Titular SEO: Sherpa.ai capta 18 millones para soberanía del dato

  • Sherpa.ai suma Forgepoint y SETT a una ronda de 18 millones para escalar IA privada en sectores regulados y aclarar su propuesta de valor.
Xabi Uribe-Etxebarria, fundador y CEO de Sherpa.ai, en Sherpa Keynote 2020

Con una ronda de 18 millones de dólares, Sherpa.ai vuelve a situarse en el escaparate de la inteligencia artificial española. La operación incorpora a Forgepoint Capital, fondo de Silicon Valley especializado en ciberseguridad e inteligencia artificial, y mantiene el respaldo de Mundi Ventures, Ekarpen, Allegra Holdings y la Sociedad Española para la Transformación Tecnológica, SETT. El capital llega en un momento en el que la compañía bilbaína intenta fijar su posición en una categoría que gana peso entre grandes empresas y administraciones públicas, la inteligencia artificial basada en soberanía del dato.

El movimiento financiero refuerza una empresa que ha acumulado durante años premios, alianzas, fichajes de alto perfil, acuerdos con instituciones internacionales y anuncios de producto. A la vez, reabre una pregunta que acompaña a Sherpa.ai desde su giro estratégico más relevante.

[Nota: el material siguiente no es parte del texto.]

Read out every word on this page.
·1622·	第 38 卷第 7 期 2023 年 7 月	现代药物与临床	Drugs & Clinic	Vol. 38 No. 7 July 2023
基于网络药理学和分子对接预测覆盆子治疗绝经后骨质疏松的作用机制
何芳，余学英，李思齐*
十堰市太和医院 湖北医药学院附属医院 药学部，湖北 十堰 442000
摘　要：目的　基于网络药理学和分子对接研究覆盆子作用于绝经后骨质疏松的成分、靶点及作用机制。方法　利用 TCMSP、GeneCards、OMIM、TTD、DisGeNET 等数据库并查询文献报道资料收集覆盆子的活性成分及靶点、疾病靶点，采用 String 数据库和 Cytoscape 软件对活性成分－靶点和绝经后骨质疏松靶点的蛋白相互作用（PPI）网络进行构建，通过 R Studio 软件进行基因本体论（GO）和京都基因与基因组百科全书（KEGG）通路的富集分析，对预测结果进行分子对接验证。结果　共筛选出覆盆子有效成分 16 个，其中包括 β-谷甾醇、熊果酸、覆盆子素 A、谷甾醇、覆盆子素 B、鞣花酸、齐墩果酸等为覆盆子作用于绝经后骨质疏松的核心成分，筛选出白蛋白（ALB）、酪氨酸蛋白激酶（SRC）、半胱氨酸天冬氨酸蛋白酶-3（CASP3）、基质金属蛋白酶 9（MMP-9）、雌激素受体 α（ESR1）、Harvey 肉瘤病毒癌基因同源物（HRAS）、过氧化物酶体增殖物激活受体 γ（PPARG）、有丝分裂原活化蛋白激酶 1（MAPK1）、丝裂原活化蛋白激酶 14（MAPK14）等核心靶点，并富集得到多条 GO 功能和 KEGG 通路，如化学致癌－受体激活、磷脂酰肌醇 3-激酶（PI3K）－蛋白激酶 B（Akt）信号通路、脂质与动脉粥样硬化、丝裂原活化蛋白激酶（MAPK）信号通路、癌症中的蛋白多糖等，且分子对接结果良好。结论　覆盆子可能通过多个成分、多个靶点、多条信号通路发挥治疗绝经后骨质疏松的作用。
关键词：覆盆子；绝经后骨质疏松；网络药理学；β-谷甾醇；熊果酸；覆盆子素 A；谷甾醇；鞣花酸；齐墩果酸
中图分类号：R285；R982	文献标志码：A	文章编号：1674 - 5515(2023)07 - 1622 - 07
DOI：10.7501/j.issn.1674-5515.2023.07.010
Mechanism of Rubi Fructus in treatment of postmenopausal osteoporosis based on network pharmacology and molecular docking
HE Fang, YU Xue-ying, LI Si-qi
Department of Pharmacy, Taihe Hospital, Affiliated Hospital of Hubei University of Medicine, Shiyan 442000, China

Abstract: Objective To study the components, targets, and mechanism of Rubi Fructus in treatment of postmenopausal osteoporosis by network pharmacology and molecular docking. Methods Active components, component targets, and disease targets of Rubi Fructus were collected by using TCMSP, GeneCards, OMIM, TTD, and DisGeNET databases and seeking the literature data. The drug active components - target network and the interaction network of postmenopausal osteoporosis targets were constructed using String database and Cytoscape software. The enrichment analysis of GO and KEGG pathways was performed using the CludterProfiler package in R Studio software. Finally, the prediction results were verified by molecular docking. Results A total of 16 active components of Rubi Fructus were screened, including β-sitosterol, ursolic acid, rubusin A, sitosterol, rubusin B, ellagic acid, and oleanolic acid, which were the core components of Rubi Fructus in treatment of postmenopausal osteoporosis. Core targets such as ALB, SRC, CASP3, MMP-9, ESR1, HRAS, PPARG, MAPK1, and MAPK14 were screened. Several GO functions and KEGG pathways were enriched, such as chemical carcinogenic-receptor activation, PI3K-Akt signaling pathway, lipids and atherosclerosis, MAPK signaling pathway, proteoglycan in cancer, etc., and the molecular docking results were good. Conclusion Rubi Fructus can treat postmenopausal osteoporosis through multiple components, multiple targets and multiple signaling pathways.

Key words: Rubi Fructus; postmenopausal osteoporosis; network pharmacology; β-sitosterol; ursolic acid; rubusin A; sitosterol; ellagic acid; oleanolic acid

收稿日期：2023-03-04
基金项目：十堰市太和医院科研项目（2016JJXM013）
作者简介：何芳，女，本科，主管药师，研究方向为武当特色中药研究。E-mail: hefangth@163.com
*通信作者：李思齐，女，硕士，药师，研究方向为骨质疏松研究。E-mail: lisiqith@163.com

Detrás de cada nuevo hito aparece la misma duda para el mercado empresarial, si la compañía ha construido una plataforma reconocible y escalable o si ha ido adaptando su discurso a los sucesivos ciclos tecnológicos de la inteligencia artificial.

La respuesta exige mirar más allá de la ronda. Sherpa.ai no parece una compañía que cambie de negocio cada año, aunque su comunicación pública sí ha pasado por distintas capas narrativas. En sus primeros años se presentó como asistente predictivo y conversacional. Después desplazó el foco hacia la IA privada, el aprendizaje federado y la preservación de la privacidad. Más tarde ganó visibilidad en salud, ciberseguridad, banca, industria y defensa. Ahora concentra su propuesta en soberanía del dato, LLMs privados y plataformas para organizaciones reguladas.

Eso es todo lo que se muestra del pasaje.